Tous les dimanches matins, une quinzaine de Terre-Neuves s’entraînent à ramener une victime, tracter un paddle ou secourir plusieurs personnes en difficulté. Ces chiens sauveteurs ne sont pourtant toujours pas autorisés à assister les maîtres-nageurs.
Dans l’eau calme de la base nautique de Corbière, Nikki attend son tour. À quelques mètres, son maître s’éloigne à la nage avant d’appeler le chien. Sans hésiter, le Terre-Neuve plonge, rejoint son éducateur puis le ramène jusqu’au ponton en quelques secondes. Plus loin, un autre remorque un paddle avec son occupant.
Les exercices s’enchaînent ainsi pendant des heures, sous les consignes des moniteurs. Sur le quai, les imposants chiens noirs impressionnent les plagistes de l’autre côté de la grille. Certains dépassent les 70 kilos. Et dès que les ordres tombent, leur calme contraste avec leur gabarit.
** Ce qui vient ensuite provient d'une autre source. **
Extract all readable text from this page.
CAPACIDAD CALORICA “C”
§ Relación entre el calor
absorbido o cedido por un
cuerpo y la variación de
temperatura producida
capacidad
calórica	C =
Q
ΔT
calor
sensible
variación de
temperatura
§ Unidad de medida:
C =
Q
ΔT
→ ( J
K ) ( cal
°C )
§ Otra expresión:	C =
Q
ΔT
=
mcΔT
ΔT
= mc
« Les Terre-Neuves ont une membrane entre les doigts qui leur fait comme des palmes », explique Michelle Salel, présidente de l’association Terre-Neuve 13. « Leur poil est imperméable, un peu comme une combinaison de plongée. Ils ont aussi une très grande capacité thoracique qui leur permet de nager longtemps. Leur longue queue touffue sert de gouvernail. »
Une formation toute l’année…
Créée en 2002, l’association s’entraîne chaque dimanche matin, de janvier à décembre. Les propriétaires viennent avec leur propre chien pour apprendre progressivement les gestes de sauvetage. La séance débute toujours à terre. Les molosses, alors équipés d’un harnais de flottaison, rejoignent la mer.
« Le chien commence par aller chercher un jouet. Ensuite son maître, puis deux victimes ou un paddle seront tractés grâce aux poignées sur le gilet », décrit Michelle Salel. « Sur certains harnais, un airbag maintient la tête du chien hors de l’eau. »
Seulement des Terre-Neuves participent à la session ce jour-là. Une petite chienne marron et un bicolore se démarquent du groupe. Toutes les autres races reconnues comme chiens d’eau par la Société Centrale Canine peuvent également intégrer les entraînements.
… pour assister bénévolement les sauveteurs
Malgré ses vingt-quatre ans d’expérience, les activités de l’association ne débouchent sur aucune mission officielle. « Notre objectif, c’est d’assister bénévolement les sauveteurs pour la surveillance des plages, pas de les remplacer », insiste sa présidente.
Grâce à leur puissance, les Terre-Neuves peuvent tracter simultanément une tonne, pendant plusieurs heures, soulageant ainsi les maîtres-nageurs. « Les sauveteurs nous ont confirmé lors de deux saisons d’expérimentation sur les plages de la Lave que c’était une aide fantastique, facilitant leur travail. »
« J’ai beau en parler à beaucoup d’élus, aucune municipalité n’a encore accepté de pérenniser notre présence », déplore Michelle Salel qui pointe la réglementation des plages où les chiens sont interdits. Récemment, une personne est tombée d’un rocher près de la base, à L’Estaque. « Avant que les pompiers n’arrivent, des baigneurs sont venus nous chercher. Malheureusement, il était trop tard. »
Un modèle qui fonctionne déjà en Italie
« Cela fait quarante ans que les chiens italiens participent à la surveillance des plages et des lacs », compare Michelle Salel, qui y est elle-même instructrice. En France, alors que les noyades continuent de faire des victimes chaque été, les canidés restent cantonnés aux entraînements et démonstrations organisés avec la SNSM ou lors du salon nautique de La Ciotat. « Dès qu’il y a une personne en détresse dans l’eau, je sais quoi faire et mon chien suivra dans tous les cas », affirme la présidente de Terre-Neuve 13.
Cet article est basé sur des informations de Made in Marseille.